Finland, a former Russian Grand Duchy, yesterday celebrated the centenary of its independence with parades and street parties in a festive mood, despite flaring tensions between Moscow and the West.
Buildings across the Nordic country were draped in the blue-and-white of the national flag, and the government sent a text message to all Finns wishing them ‘Onnea Suomi’ — or ‘Happy Birthday Finland’.
“Congratulations Finland, the best country in the world,” Prime Minister Juha Sipila wrote on Twitter, while President Sauli Niinisto urged his fellow citizens to brave the cold to celebrate the event in the streets.

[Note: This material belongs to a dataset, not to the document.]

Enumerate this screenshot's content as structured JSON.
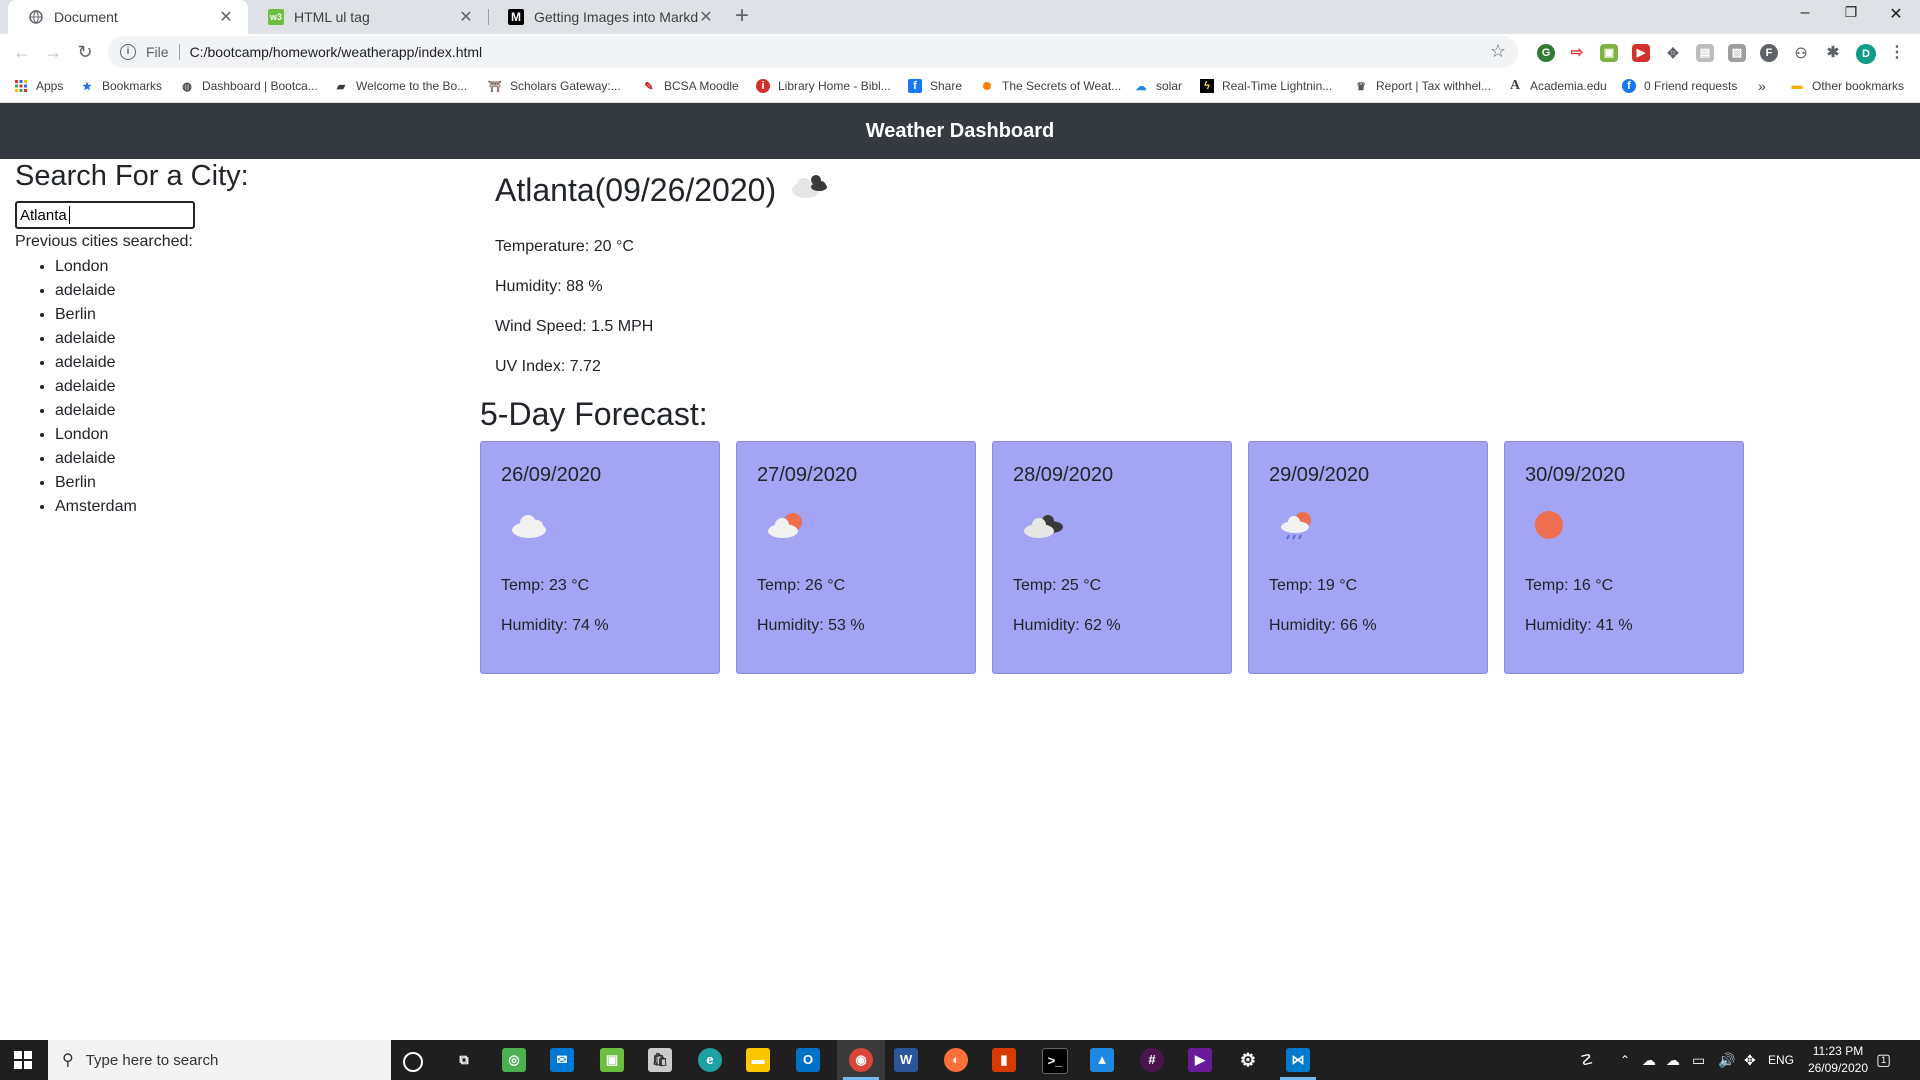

On Tuesday evening, hundreds of people gathered under snowy skies at Helsinki’s Market Square near the presidential palace for the first festivities.
The Finnish flag was raised on official buildings in the capital to mark the nation’s unilateral declaration of independence on December 6, 1917, in the wake of the Bolshevik revolution.
After belonging to Sweden for six centuries — until 1809 — Finland only gained its independence after the fall of the Tsarist Russian empire.
Yet the Nordic country still had to defend its territory against the Red Army during the winter of 1939-1940 and then again from June 1941 to September 1944.
The human and territorial losses of those conflicts remains very present in the collective memory of today’s 5.5mn Finns and their leaders, who exercised caution toward their powerful neighbour during the Cold War.
The collapse of the Soviet Union in 1991 changed everything.
Remaining militarily non-aligned, Finland rapidly joined the European Union in 1995, and swapped its currency, the markka, for the euro in 2002.
It has continued to forge closer ties with Nato, without joining the alliance, in a bid to secure its tacit protection from Russian threats.
Illustrating the recurring tensions between Moscow and Baltic Sea states, Finland’s defence ministry on Tuesday claimed that “a Russian state owned Tupolev TU-154” aircraft had violated Finnish airspace the previous day.
The foreign ministry immediately summoned the Russian ambassador.
“Russian ambassador summoned to MFA (ministry of foreign affairs) and informed of alleged violation of airspace. Russia requested to provide explanation,” Foreign Minister Timo Soini wrote on Twitter on Tuesday.
Almost 30 countries celebrated the centenary by draping some of their monuments in Finland’s colours — including St Petersburg’s Museum of Ethnography and the National Theatre in Petrozavodsk in eastern Karelia, a province occupied by Finnish troops during World War II.


The Students’ Independence Day Parade passes by the Presidential Palace in Helsinki, Finland yesterday as Finland celebrated the centenary of independence.